Additionally, I am convinced that engaging students and youth by providing them with opportunities, including capacity building and skills development, support for higher education, and opportunities for careers, internships and voluntary work, is increasingly appealing.
Sao Phal Niseiy: You cofounded Politikoffee and also founded Sour Mouy—both of which aim to support youth empowerment—what future plans do you have to safeguard the interests and prospects of Cambodia’s youth?

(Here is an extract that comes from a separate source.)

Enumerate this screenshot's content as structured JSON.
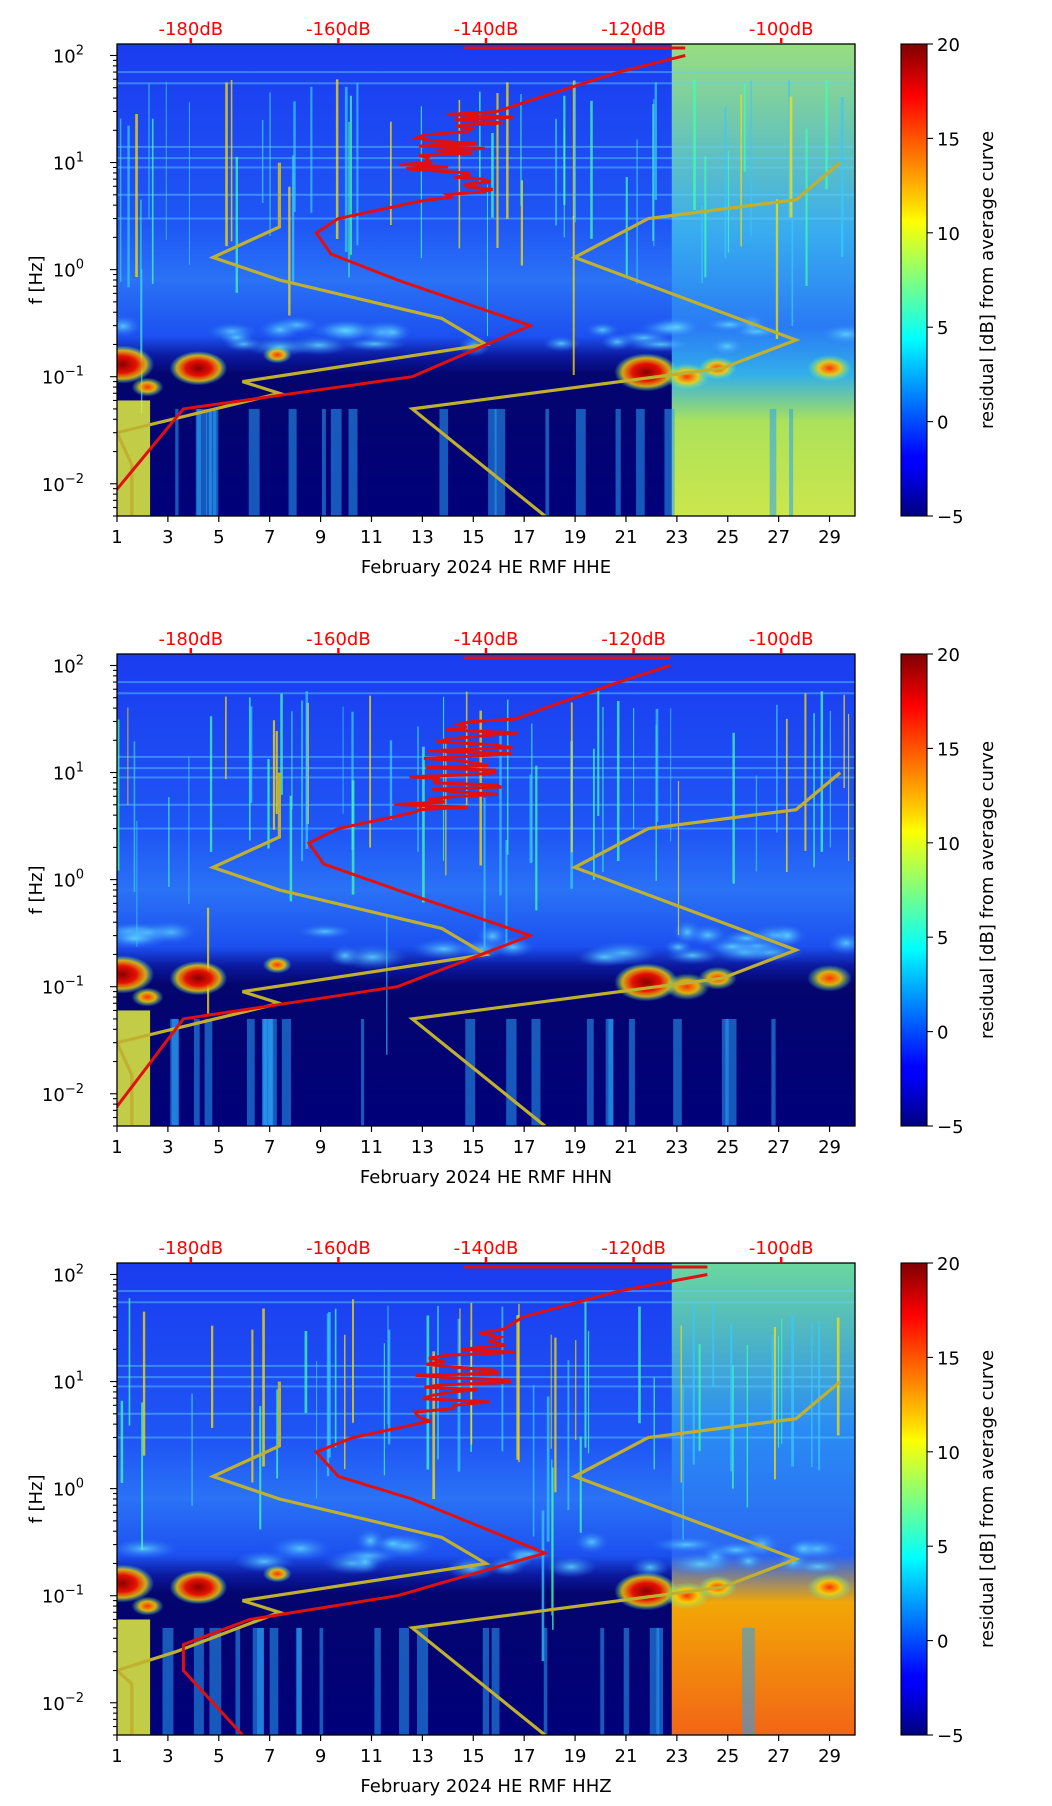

Ou Ritthy: Youth are dynamic and also restless. They always seek spaces or places to socialize, engage and team up. At this stage, I think youth, to a large extent, depends on who has the resources and capability to create spaces and places to get involved. I have observed that CPP-affiliated youth organizations, think tanks, and platforms have excellently coordinated and created spaces and places for students and youth to socialize through various projects, including arts, culture, technology, business startups, environment and public diplomacy. Therefore, they can organize and mobilize youth forces better.
Politikoffee, since July 2011, has cultivated a democratic political culture through raising socio-political awareness and promoting the culture of discussion, debate and challenging the youth, based on principles of national interest, open-mindedness and fraternity. Sour Mouy came later in 2017 to fill the gap in youth engagement via consulting and mentoring services for students and youth to help them make better and wiser decisions on major selections for higher education, scholarship, career, entrepreneurship, financial and digital literacy.
Politikoffee discusses politics without any political agenda and interests, but both Politikoffee and Sour Mouy were established for the sake of a vibrant society and active, connected and informed citizens of Cambodia.
Sao Phal Niseiy: If you have one piece of advice for the youth, what should it be?
Ou Ritthy: Developing media consumption habits, collecting information from various sources, and discussing with peers or seniors before making decisions are my suggestions for youth. Plus, youth should spend quality time on social media to seek opportunities and enrich their knowledge, skills, and networks.